BACKGROUND Alzheimer's disease (AD) is a neurodegenerative disorder presenting cognitive decline accompanied by deposits of amyloid-β (Aβ) and tau hyperphosphorylation. Without current treatment to AD, many studies suggested diverse approaches, one of which was herbal medicine and its active compounds. Very few studies have examined the effect of Lindera glauca Blume (L. glauca) in models of degenerative disease despite the attention that it received as a novel potential treatment source. We examined the efficacy of L. glauca in a mouse model of AD, which was induced by intrahippocampal injection of Aβ1-42. METHODS Mice were intrahippocampally infused with Aβ1-42 and were orally administered ethanolic extract of L.glauca before and after infusion for 21 days. Y-maze test and Morris water maze was conducted to assess memory impairment. Immunohistochemistry and western blot analysis were performed to assess the effect of L. glauca administration on pathological changes in mice. RESULTS L. glauca exhibited beneficial effects in spatial and reference learning as shown in increased time spent in the target quadrant in Morris water maze and increased spontaneous alternation in Y-maze.
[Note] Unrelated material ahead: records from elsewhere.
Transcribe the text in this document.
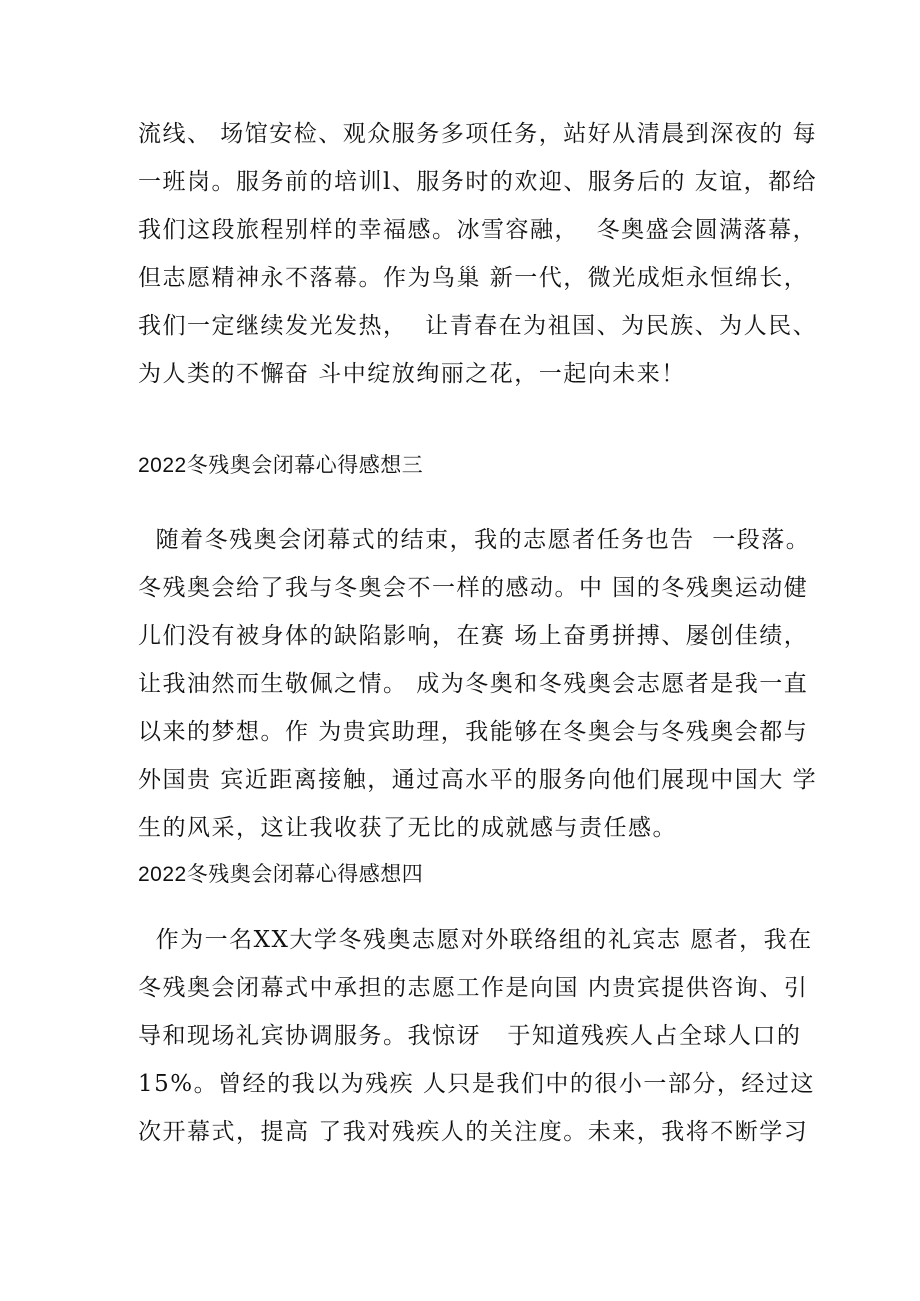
流线、 场馆安检、观众服务多项任务，站好从清晨到深夜的 每
一班岗。服务前的培训l、服务时的欢迎、服务后的 友谊，都给
我们这段旅程别样的幸福感。冰雪容融，  冬奥盛会圆满落幕，
但志愿精神永不落幕。作为鸟巢 新一代，微光成炬永恒绵长，
我们一定继续发光发热，  让青春在为祖国、为民族、为人民、
为人类的不懈奋 斗中绽放绚丽之花，一起向未来！
2022冬残奥会闭幕心得感想三
随着冬残奥会闭幕式的结束，我的志愿者任务也告  一段落。
冬残奥会给了我与冬奥会不一样的感动。中 国的冬残奥运动健
儿们没有被身体的缺陷影响，在赛 场上奋勇拼搏、屡创佳绩，
让我油然而生敬佩之情。 成为冬奥和冬残奥会志愿者是我一直
以来的梦想。作 为贵宾助理，我能够在冬奥会与冬残奥会都与
外国贵 宾近距离接触，通过高水平的服务向他们展现中国大 学
生的风采，这让我收获了无比的成就感与责任感。
2022冬残奥会闭幕心得感想四
作为一名XX大学冬残奥志愿对外联络组的礼宾志 愿者，我在
冬残奥会闭幕式中承担的志愿工作是向国 内贵宾提供咨询、引
导和现场礼宾协调服务。我惊讶   于知道残疾人占全球人口的
15%。曾经的我以为残疾 人只是我们中的很小一部分，经过这
次开幕式，提高 了我对残疾人的关注度。未来，我将不断学习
At the same time, decline of Aβ burden and phosphorylated tau were observed in the hippocampus of L. glauca-treated mouse under intrahippocampal injection of Aβ1-42. The results corresponded with amelioration of the decreased neuronal marker, neuronal-specific nuclear protein (NeuN) and attenuation of the increased reactive astrocyte marker, glial fibrillary acidic protein (GFAP) levels in hippocampus. Additionally, 21-day treatment with L. glauca inhibited downregulation of phosphorylated cAMP response element-binding protein (p-CREB) and brain-derived neurotrophic factor (BDNF) levels. CONCLUSION L. glauca improves behavioral deficits induced by Aβ1-42 and inhibits both Aβ- and tau-related pathological changes, stimulating neuroprotection mediated by CREB activation. L. glauca can be suggested as a new candidate for treatment of AD.